I neighbor of mine recently purchased a used very large mill to do automotive work on so he sold me his homemade mill (made from a drill press, he removed the thrust bearings and put load-bearings suitable for milling and has been milling with it successfuly now for about a year). I purchased it for $250, including a nice machinist vise (not shown on table).

Although the trip home in my pickup was just about a mile away, I noticed that when I set it up, the screw driving the left right x axis was tight, meaning that the handle still turned but it was stiff and a bit hard to turn. I completely loosened the 4 or 5 gib screws but that didn't really make a difference.

So the mill is still useable and goes thru its range so should I just live with it or is there some type trouble shooting steps I should take?

much thanks

Dave


----------



## mattthemuppet2 (Jan 16, 2014)

bit of swarf or gunk trapped in the x-axis lead screw?

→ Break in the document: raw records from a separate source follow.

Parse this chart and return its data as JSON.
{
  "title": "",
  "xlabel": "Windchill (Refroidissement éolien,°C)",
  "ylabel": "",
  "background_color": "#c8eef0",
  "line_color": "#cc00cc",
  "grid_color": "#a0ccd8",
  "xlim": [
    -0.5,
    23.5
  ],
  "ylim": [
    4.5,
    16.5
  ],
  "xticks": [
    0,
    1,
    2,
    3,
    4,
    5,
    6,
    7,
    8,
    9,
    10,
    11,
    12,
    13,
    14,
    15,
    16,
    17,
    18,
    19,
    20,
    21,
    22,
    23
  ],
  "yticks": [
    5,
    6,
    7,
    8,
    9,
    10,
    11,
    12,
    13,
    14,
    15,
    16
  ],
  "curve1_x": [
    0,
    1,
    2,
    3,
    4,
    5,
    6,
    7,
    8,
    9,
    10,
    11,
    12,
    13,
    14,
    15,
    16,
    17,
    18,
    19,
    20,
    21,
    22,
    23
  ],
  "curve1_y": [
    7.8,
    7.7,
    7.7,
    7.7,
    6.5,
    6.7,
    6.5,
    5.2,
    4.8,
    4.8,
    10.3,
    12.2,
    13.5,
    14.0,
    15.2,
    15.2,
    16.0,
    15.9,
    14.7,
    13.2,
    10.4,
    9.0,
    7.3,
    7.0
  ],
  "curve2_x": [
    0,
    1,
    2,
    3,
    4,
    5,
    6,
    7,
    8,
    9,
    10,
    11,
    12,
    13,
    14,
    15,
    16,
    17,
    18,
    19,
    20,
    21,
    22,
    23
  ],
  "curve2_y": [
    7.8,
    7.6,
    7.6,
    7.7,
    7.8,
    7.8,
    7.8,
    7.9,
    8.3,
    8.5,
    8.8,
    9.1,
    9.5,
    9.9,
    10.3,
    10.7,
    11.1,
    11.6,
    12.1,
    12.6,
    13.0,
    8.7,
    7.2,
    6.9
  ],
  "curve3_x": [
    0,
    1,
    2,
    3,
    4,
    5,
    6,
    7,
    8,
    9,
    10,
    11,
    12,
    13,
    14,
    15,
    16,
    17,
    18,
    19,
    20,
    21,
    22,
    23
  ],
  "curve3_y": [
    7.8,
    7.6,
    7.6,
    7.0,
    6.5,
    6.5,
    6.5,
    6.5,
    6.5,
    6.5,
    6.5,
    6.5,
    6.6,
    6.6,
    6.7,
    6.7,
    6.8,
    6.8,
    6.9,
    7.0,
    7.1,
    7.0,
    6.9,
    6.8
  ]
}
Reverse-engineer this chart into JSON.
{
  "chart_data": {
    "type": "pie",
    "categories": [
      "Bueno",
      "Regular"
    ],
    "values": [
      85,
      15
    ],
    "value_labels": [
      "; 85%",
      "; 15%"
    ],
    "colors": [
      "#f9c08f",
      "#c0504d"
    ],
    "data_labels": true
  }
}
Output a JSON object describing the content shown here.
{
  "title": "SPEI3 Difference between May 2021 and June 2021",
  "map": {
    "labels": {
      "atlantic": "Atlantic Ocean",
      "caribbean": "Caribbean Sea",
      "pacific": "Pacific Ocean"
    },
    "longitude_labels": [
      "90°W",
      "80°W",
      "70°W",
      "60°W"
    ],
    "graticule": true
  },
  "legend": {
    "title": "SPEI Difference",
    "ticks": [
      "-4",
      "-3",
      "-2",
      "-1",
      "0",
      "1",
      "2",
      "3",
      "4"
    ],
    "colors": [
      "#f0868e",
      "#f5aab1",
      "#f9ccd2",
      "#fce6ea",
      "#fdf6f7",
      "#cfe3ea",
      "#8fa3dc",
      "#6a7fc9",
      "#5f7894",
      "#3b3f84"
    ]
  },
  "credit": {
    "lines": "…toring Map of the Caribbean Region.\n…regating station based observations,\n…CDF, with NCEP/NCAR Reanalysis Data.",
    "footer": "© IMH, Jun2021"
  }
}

Can you remove the lead screw and table to clean it out. That'd be my first guess given what you've already tested.


----------



## SE18 (Jan 16, 2014)

Thanks, I'll try that this weekend, hoping nothing is bent


----------



## DAN_IN_MN (Jan 17, 2014)

You might want to ask the guy who built it.


----------



## donthack (Jan 21, 2014)

Nice setup looks like he knew what he was doing, posible just a lube issue?  Any chance the gib got jammed?  Best of luck.


----------



## SE18 (Jan 22, 2014)

donthack said:


> Nice setup looks like he knew what he was doing, posible just a lube issue?  Any chance the gib got jammed?  Best of luck.




Thanks, after a few days, it settled down. Don't ask me why but it's working smoothly now. Yes, he did a great job with the mill for sure!

I've been cutting steel with it using conventional (it doesn't like climb milling) and found it takes bites of steel at 5 thou, which is pretty good depth for sure

I've got some high carbon steel I'd like to mill with a HSS endmill. Since I'm new at this, can high carbon steel be milled? It's RR spike.

Here's a photo of the beginning of a ball turner I started on yesterday


----------